„Wir haben keine Aufnahmekapazität mehr“
Katzendorf des Tierheims mit 190 Tieren total überfüllt – Kastrationspflicht soll Zuwachs 2026 eindämmen.

Susanne Tolkmitt, 1. Vorsitzende des Vereins Tierschutz Lübeck und Umgebung, setzt alle Hoffnung auf die neue Landesverordnung.Foto: Agentur 54°
Lübeck. Superlative zu bemühen, ist schwierig. Das weiß auch Susanne Tolkmitt nur zu gut. Schließlich ist für die erste Vorsitzende des Vereins Tierschutz Lübeck und Umgebung das Tierheim in Kücknitz das zweite Zuhause. Und Notlagen hatte sie dort in den letzten Jahren schon häufiger zu beklagen.

Trotzdem: „Diese Situation bedeutet für einen Winter Ausnahmezustand“, beschreibt sie die aktuelle Lage. Man sei insbesondere im Katzendorf maximal voll – „wir haben keine Aufnahmekapazität mehr“, und das im Winter, wo wir normalerweise bisher immer Platz hatten.“

Sie nennt auch Zahlen. 190 Katzen seien hier momentan untergebracht – „davon 50 bis 60 Katzenwelpen. Eigentlich haben wir so um die 80 Katzen insgesamt im Winter, und kaum Katzenwelpen“, erklärt sie.

Sie vermutet, dass der Nachwuchs aufgrund der milden Temperaturen der letzten Wochen noch so spät gekommen sei und das Tierheim daher so viele „Einlieferungen“ hatte. „Da zeigt sich leider der Klimawandel mit all seinen Auswirkungen“, stellt sie nüchtern fest.

Beim Kampf gegen die weiter steigende, frei lebende Katzenpopulation setzt sie nun große Hoffnungen auf die landesweite Katzenschutzverordnung. „Nach meiner Kenntnis ist der Erlass der Verordnung für Anfang 2026 geplant. Einen genauen Termin wird das Ministerium aber noch bekannt geben“, sagt Tolkmitt.

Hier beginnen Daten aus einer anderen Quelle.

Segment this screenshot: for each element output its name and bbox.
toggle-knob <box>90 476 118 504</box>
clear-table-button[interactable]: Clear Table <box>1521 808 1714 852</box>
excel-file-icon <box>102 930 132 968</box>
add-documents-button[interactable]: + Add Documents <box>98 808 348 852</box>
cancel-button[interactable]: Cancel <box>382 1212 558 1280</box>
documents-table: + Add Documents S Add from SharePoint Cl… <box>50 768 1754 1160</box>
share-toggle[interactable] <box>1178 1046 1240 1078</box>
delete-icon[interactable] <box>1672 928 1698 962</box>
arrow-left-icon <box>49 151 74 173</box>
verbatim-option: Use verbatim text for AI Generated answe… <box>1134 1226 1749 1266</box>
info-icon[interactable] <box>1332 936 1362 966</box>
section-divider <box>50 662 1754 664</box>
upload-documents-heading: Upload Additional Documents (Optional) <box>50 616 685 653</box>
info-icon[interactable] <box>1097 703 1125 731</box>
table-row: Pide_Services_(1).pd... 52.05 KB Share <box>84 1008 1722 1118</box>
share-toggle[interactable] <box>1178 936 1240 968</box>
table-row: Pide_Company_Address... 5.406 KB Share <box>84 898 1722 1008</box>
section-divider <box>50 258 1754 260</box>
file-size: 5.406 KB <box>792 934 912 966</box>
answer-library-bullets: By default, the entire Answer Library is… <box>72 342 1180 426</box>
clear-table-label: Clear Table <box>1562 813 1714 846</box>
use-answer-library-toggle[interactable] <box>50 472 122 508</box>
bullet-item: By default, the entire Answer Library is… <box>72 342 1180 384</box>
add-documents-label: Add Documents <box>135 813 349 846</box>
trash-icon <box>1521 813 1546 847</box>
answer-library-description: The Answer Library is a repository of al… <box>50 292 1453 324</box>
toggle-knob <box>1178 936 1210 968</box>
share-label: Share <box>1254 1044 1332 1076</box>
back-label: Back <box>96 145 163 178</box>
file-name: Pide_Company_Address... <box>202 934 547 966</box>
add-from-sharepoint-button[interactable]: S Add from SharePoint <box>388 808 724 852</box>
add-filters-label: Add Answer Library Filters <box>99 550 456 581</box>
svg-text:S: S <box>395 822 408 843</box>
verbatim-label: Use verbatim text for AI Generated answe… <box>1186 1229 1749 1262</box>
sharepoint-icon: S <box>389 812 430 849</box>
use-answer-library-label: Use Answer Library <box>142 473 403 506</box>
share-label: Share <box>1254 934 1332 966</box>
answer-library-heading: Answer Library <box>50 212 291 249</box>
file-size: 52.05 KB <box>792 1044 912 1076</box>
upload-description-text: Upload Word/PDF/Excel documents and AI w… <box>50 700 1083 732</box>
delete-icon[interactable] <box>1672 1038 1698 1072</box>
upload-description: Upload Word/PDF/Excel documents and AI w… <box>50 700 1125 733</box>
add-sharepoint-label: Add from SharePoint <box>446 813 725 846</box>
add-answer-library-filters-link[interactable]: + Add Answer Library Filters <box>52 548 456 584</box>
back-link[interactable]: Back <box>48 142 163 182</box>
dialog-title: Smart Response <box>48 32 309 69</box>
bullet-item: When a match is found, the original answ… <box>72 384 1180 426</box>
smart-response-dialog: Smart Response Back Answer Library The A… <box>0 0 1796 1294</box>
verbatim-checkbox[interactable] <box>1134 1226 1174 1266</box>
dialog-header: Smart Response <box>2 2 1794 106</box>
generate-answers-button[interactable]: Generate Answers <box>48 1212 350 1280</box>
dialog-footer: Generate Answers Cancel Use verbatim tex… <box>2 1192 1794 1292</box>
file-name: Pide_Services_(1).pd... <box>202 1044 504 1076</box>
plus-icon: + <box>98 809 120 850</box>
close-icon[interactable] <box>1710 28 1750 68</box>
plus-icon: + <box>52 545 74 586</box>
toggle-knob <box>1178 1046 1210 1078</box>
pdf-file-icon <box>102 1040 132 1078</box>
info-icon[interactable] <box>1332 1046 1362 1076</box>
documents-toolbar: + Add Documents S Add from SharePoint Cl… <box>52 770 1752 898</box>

Die Verordnung werde dann voraussichtlich vier Wochen nach Veröffentlichung in Kraft treten. Schon vor anderthalb Jahren hatte die Lübecker Tierheimleitung von der Hansestadt so eine Kastrations-, Kennzeichnungs- und Registrierungspflicht für Freigängerkatzen gefordert – bei geschätzt mehr als 2000 Freiläufern in der Hansestadt.

Dass diese Pflicht sogar zukünftig für ganz Schleswig-Holstein gelten soll, begrüßt Susanne Tolkmitt ausdrücklich. „Dann hätten wir auch keinen Flickenteppich mehr, weil einige wenige Kommunen das ja schon umgesetzt haben“, betont sie.

Gerade die Streunerkatzen seien häufig in einem elendigen Zustand. Sie hofft durch die geplante Maßnahme, dass die Population zumindest erstmal stagniere und auch nicht mehr das Tierheim so weit volllaufe. Schließlich kann es von einer nicht kastrierten Katze und deren Jungen innerhalb eines Jahres bis zu 35 Nachkommen geben.

Im kommenden Jahr müssen also alle Freigängerkatzen und draußen frei lebende Katzen und Kater kastriert und gechippt werden. Die Kosten der Operation und für das Kennzeichnen und Registrieren der Tiere tragen dabei die Halterinnen und Halter.

„Es gibt keine offizielle Einschränkung, ab welchem Alter man Katzen kastrieren darf“, sagt Dr. Janna Hinderer von der Kleintierklinik am Tierheim, „wir empfehlen eine Kastration ab sechs Monaten beziehungsweise einem Körpergewicht von zwei Kilogramm. Eine Altersgrenze gibt es nicht. Wir empfehlen aber die frühe Kastration vor der Geschlechtsreife für Freigängertiere.“

Der Eingriff selbst dauert nach Auskunft der Tierärztin bei einem Kater in der Regel insgesamt circa eine halbe Stunde, bei einer Katze ungefähr doppelt so lange – inklusive Vorbereitungszeit.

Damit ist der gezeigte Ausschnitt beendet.